Si cela n’est pas suffisant pour parler d’indépendance énergétique de la Polynésie, c’est au moins un premier pas vers cette indépendance. Il ne faut pas douter, ces 10% alliés à d’autres sources de production électrique renouvelables marines (houle, courant, vent) ou autres (solaire…) pourraient finir par assurer en Polynésie comme dans d’autres territoires insulaires de la planète une véritable indépendance énergétique. Les régions intertropicales sont en effet particulièrement adaptées à la technologie E.T.M. et plus de 100 pays, dont 17 zones « francophiles », auront intérêt à s’équiper d’un tel système, d’ici 2030.
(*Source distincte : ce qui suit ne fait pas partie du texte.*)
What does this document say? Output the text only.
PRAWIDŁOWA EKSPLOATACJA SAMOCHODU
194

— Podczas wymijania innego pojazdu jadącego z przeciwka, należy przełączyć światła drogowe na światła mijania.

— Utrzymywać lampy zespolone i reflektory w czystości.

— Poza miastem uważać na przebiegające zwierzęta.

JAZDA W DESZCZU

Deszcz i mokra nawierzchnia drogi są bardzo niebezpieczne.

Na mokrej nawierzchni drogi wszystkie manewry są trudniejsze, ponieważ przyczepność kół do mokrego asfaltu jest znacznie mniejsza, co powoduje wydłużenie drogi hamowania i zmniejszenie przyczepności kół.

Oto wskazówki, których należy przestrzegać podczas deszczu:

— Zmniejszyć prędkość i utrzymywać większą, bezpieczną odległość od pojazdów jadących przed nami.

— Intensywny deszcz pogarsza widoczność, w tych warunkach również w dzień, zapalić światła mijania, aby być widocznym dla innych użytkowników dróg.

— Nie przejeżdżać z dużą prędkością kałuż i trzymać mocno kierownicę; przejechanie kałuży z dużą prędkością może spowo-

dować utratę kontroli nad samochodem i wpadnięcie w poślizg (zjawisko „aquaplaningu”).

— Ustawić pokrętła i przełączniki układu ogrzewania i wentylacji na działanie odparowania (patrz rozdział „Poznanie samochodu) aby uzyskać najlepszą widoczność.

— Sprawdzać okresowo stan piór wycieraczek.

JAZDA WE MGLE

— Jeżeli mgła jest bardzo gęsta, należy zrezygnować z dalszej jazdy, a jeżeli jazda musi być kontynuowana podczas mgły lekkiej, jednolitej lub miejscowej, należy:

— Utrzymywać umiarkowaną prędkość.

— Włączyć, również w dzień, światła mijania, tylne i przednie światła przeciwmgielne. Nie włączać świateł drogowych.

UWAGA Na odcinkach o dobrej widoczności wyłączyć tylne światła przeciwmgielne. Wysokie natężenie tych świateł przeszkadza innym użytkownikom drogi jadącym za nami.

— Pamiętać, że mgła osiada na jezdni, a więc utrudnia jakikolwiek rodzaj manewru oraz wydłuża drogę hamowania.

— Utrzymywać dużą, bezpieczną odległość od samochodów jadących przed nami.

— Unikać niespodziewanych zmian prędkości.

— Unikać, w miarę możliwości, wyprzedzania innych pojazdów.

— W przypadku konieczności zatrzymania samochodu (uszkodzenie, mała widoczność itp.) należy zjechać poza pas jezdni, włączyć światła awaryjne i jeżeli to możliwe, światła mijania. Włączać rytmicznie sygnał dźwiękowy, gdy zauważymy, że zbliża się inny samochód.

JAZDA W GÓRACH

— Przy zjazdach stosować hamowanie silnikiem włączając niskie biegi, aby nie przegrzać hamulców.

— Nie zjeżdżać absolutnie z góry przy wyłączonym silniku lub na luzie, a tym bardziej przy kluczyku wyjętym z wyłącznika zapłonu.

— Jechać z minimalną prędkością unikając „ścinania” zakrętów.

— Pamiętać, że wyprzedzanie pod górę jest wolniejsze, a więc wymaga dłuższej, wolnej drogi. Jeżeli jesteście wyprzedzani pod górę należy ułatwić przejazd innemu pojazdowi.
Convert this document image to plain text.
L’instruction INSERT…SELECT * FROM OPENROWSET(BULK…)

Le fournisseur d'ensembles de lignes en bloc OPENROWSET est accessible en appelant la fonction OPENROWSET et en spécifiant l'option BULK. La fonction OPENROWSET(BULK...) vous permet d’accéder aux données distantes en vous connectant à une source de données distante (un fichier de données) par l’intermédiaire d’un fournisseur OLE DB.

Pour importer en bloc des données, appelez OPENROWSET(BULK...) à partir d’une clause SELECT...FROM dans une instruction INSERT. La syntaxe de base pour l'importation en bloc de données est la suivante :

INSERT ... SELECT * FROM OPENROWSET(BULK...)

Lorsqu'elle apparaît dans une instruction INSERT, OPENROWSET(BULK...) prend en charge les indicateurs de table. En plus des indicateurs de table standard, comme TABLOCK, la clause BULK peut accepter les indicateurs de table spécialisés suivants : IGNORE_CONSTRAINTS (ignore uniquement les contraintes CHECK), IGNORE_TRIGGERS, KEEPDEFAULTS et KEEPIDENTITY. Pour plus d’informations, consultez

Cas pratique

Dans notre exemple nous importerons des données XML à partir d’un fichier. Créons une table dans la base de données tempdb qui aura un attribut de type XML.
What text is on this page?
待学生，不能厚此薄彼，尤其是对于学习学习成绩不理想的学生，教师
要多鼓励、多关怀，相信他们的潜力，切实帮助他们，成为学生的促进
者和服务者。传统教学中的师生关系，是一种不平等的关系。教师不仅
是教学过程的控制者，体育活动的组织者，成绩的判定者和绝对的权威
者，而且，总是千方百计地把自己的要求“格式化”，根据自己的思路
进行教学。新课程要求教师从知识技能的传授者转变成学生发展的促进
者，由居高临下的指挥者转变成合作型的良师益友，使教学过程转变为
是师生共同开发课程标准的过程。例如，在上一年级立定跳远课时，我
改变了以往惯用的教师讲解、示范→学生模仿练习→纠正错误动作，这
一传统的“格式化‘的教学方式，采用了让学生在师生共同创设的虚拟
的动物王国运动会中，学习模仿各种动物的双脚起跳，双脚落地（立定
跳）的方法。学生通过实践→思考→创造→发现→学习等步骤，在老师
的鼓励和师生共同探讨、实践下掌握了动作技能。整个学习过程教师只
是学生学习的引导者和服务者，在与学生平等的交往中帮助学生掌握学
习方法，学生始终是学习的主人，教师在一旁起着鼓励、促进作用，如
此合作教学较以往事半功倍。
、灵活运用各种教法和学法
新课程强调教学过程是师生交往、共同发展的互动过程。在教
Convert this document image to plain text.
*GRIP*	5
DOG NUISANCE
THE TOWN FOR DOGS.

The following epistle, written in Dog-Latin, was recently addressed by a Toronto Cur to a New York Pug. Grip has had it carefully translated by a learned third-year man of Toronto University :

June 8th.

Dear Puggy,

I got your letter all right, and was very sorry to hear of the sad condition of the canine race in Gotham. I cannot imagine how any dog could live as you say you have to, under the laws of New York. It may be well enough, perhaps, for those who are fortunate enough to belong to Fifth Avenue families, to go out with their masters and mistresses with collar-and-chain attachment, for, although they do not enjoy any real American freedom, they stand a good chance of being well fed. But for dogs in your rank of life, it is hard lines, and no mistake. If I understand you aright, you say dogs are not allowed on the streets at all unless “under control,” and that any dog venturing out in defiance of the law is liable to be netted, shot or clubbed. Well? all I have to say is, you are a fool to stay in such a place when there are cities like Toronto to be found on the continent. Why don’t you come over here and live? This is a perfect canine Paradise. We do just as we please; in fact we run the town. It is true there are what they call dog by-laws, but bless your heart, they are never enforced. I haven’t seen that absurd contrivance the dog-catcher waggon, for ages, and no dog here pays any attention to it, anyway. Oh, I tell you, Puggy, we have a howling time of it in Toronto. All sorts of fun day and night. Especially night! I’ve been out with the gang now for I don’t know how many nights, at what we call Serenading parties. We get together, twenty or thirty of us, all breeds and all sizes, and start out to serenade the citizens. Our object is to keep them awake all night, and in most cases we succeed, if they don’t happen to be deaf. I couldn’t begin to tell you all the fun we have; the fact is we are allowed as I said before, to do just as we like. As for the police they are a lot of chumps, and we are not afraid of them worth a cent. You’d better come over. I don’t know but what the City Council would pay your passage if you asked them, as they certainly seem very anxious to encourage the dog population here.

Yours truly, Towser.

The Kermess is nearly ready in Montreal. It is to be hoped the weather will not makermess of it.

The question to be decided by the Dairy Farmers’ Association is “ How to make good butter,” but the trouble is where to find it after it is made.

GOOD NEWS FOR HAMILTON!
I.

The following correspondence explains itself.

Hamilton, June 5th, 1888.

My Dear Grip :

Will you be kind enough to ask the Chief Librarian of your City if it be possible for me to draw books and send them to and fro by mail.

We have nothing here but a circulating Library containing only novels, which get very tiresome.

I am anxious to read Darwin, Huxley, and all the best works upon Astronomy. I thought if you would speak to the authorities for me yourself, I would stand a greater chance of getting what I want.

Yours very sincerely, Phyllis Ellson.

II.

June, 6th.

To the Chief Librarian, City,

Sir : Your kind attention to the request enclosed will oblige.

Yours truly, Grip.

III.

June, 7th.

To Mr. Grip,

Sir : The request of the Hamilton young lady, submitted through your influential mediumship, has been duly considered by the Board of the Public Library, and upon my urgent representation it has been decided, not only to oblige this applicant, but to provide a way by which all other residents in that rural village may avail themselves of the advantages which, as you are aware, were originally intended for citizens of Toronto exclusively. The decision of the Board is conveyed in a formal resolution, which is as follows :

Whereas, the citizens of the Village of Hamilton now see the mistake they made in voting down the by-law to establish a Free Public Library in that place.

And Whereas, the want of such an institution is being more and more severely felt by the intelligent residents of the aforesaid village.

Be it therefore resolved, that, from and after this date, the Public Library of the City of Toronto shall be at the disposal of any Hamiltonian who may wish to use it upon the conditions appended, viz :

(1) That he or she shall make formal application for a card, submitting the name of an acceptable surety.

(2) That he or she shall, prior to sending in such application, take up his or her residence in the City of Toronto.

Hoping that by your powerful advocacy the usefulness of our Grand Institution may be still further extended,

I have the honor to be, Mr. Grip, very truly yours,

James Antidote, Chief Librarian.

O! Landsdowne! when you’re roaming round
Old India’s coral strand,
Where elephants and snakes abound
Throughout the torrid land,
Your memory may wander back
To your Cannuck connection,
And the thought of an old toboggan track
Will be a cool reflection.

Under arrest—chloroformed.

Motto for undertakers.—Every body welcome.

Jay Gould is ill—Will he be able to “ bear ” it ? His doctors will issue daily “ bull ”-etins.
Par ailleurs, dans une seconde étape de développement du projet, une plate-forme off-shore E.T.M. peut aussi abriter de nombreuses possibilités de valorisation des eaux profondes : le SWAC pour l’air conditionné à l’eau de mer froide, mais aussi une unité de production d’hydrogène, une autre d’extraction de métaux rares ou de lithium. On peut enfin y développer des produits intéressants autour de l’aquaculture, la thalassothérapie, la cosmétologie et l’agroalimentaire… « Le plus dur, c’est le prototype », a expliqué Patrick Moux, de Pacific OTEC, qui ambitionne l’objectif d’être le premier exploitant de centrale E.T.M. au monde.